Quality of Life Surveys from Head and Neck Cancer Survivors: The Need for a Standard
Swathi Mettela
MHC Science Forward
Professor Kowach
26 September 2016
Quality of Life Surveys from Head and Neck Cancer Survivors: The Need for a Standard
Head and neck cancers (HNC) currently make up 3% of all cancers in the United States. The American Cancer Society estimates over 60,000 new HNC cancer cases and over 500,000 HNC survivors in the U.S. this year. Studies are often conducted to evaluate the extent of physical and psychosocial survivorship issues in HNC survivors. As these issues are not always quantitatively measurable, quality of life surveys are completed by the survivor to establish a numerical value for their overall wellness. While this subjective surveying method has become necessary when determining someone’s quality of life, the results of these surveys are being misused to draw inaccurate conclusions about survivorship issues in HNC survivors.

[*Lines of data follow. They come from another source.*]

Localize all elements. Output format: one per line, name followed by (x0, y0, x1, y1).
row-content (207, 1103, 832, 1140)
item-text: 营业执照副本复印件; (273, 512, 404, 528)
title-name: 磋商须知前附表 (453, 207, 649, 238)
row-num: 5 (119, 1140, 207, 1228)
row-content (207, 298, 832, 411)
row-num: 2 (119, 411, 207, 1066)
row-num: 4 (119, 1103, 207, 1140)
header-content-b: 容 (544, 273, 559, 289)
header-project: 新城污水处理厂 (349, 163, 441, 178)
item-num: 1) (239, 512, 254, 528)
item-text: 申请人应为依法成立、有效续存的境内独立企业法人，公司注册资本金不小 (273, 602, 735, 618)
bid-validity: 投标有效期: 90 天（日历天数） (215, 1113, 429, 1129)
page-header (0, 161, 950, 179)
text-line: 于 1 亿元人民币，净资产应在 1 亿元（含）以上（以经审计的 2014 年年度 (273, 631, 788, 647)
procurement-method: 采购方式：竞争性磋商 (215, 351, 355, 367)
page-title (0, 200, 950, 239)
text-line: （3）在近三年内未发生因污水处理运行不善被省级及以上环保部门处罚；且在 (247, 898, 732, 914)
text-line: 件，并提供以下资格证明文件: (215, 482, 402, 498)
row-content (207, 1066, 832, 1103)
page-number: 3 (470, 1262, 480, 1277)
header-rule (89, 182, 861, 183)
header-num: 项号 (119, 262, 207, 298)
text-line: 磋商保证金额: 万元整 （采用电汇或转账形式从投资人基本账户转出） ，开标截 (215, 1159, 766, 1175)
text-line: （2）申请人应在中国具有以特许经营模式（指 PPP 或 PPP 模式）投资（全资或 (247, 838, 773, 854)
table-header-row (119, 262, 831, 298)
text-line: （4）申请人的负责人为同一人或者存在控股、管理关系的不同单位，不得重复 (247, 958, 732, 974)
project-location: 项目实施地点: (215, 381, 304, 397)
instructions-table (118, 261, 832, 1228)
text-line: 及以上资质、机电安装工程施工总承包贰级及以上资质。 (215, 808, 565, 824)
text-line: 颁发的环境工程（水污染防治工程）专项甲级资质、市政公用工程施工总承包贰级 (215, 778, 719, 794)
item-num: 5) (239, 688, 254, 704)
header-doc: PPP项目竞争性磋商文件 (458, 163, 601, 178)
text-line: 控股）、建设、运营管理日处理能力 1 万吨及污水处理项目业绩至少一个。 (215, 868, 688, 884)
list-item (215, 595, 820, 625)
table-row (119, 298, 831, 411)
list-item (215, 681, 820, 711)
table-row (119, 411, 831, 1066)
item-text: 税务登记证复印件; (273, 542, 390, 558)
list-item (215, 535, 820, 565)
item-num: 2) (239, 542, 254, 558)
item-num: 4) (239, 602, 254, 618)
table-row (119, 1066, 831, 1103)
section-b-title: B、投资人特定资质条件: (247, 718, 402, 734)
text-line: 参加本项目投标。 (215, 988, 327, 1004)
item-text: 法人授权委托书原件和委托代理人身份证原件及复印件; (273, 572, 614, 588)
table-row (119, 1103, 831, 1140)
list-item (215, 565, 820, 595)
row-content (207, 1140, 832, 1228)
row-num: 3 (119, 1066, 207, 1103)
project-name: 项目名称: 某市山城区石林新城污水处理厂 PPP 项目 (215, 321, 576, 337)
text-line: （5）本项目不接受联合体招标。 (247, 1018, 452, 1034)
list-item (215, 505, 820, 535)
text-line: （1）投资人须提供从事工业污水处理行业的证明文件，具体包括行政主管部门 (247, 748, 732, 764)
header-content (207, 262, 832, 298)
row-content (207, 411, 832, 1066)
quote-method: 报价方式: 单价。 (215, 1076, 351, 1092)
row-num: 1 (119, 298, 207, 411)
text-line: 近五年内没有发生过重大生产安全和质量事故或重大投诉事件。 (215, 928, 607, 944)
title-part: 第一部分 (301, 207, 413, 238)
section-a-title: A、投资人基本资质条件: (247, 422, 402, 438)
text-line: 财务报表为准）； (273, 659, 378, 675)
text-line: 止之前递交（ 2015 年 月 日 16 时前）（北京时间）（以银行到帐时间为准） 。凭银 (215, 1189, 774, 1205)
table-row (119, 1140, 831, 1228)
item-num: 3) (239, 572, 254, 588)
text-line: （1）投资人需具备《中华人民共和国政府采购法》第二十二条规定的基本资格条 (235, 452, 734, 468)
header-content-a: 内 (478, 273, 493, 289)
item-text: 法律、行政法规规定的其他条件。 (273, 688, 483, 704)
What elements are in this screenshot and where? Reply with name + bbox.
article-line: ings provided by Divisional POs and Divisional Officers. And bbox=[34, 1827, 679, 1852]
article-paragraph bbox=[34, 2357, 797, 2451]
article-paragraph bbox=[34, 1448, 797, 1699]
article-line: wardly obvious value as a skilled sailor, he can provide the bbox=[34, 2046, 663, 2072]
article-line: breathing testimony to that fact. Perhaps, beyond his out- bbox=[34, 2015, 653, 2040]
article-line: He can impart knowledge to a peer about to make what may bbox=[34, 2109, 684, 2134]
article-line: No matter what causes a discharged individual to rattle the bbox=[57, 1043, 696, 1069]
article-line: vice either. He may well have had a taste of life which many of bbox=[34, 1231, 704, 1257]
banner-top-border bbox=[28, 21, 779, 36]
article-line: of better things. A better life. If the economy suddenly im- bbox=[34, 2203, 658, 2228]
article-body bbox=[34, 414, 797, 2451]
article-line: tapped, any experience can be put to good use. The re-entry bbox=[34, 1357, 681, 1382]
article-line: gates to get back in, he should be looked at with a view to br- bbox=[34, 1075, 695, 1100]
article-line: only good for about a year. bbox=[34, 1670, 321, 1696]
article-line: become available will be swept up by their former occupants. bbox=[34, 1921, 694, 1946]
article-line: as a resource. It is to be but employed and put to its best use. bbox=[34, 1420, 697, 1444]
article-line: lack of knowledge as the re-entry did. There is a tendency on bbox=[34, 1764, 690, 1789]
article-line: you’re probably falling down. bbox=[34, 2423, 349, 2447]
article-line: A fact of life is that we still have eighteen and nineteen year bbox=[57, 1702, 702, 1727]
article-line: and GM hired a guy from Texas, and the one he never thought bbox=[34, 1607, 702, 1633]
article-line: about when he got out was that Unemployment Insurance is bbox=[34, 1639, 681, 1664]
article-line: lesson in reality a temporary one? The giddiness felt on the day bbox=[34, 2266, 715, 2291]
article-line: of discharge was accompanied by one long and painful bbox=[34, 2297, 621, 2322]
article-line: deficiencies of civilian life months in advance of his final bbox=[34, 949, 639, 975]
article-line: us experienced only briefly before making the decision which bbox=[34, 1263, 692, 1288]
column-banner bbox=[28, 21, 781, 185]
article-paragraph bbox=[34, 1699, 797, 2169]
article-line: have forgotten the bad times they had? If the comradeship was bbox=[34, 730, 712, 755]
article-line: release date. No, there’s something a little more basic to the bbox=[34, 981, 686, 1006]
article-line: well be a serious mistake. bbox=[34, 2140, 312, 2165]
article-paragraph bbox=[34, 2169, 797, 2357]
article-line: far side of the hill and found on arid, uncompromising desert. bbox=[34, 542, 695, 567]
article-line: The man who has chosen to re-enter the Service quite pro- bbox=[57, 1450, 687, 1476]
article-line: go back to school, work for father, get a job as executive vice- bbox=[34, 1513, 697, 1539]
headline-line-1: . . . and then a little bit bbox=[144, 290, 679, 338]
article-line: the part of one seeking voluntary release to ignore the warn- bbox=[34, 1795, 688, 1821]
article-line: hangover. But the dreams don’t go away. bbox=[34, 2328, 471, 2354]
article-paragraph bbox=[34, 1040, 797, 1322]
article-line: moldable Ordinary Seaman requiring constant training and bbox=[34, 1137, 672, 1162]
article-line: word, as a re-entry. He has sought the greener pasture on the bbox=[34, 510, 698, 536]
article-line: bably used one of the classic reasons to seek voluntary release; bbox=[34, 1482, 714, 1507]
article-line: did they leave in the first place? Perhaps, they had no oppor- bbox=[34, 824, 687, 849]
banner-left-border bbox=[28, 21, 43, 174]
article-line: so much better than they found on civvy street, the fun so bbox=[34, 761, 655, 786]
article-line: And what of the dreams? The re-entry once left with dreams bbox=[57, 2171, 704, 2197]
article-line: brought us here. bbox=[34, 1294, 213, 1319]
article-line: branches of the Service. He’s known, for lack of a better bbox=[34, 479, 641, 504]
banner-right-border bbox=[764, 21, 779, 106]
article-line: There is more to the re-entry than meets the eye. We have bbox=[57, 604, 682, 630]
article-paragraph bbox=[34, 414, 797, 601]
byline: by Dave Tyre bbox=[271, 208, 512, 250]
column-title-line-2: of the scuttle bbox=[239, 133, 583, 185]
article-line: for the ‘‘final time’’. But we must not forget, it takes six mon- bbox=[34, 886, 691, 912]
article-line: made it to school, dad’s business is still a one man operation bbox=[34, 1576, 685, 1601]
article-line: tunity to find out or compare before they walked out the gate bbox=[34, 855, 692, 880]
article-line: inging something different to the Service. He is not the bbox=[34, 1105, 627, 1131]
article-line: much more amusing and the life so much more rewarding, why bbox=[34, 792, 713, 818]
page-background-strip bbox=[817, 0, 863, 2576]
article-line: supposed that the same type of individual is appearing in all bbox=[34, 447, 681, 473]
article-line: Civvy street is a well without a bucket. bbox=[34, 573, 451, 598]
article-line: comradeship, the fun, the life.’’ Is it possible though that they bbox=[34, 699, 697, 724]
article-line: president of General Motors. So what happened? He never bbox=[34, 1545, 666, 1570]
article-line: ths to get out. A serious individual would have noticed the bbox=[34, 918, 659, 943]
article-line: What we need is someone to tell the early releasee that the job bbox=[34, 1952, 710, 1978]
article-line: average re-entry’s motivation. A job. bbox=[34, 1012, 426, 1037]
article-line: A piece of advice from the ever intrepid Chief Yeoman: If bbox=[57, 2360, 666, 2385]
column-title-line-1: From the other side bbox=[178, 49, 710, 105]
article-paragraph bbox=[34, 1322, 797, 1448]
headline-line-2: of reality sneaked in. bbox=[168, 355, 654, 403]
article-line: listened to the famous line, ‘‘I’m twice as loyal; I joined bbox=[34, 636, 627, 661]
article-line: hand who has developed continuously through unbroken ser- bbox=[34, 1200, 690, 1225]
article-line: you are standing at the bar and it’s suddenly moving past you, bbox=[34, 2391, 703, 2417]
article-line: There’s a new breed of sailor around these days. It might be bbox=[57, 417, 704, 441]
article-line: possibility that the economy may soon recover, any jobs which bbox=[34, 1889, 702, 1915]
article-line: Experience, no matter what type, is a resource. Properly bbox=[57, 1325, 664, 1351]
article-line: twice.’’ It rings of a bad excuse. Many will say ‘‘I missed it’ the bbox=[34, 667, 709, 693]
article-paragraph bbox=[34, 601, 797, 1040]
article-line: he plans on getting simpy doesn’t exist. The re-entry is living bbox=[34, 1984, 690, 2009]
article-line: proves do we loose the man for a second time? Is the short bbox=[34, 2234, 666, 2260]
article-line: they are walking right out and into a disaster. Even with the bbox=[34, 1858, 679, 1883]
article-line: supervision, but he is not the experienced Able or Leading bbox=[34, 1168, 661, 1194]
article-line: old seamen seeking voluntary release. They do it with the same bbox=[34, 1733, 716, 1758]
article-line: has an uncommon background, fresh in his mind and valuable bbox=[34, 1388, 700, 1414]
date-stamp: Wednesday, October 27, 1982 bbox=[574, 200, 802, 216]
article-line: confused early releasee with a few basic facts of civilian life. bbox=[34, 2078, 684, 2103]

In a 2001 study the health related quality of life was measured in HNC survivors three years removed from their last treatment. Three different quality of life surveys (SF-36 health survey, EORTC QLQ-C30 version 1.0, and EORTC QLQ-H&N35) were used to evaluate a survivor’s overall quality of life. SF-36 health survey consists of 8 divisions of health: “physical health, role limitations due to physical problems, bodily pain, general health, vitality , social functioning, role limitations due to emotional problems, mental health and perceived change of health during the last year.” EORTC QLQ-C30 version 1.0 evaluates the survivor’s quality of life using five functioning scales (physical functioning, role functioning, emotional functioning, cognitive functioning, and social functioning), three symptom scales (fatigue, nausea and vomiting, and pain), and a global health scale. EORTC QLQ-H&N35 is a tomr specific survey comprised of seven subscales: pain, swallowing, senses, speech, social eating, social contact, and sexuality. (Hammerlid)
In 2004 similar research was conducted to examine the quality of life of HNC survivors. In this study, four subjective surveys (UWQOL, PSS-HN, FACT-G, and FACT-H&N) were used to determine someone’s overall quality of life. UWQOL evaluates a survivor’s quality of life within the time span of the last seven days. PSS-HN is completed by the physician and examines three aspects of life: Normalcy of Diet, Eating in Public, and Understandability of Speech. FACT-G and FACT-H&N both refer to quality of four aspects of life (physical well-being, social/family well-being, emotional well-being, and functional well-being) in the last seven days. (Campbell)
Although there are established surveys in academia and medicine to measure a survivor’s quality of life after HNC, having multiple standards is just as ineffective as having no standard.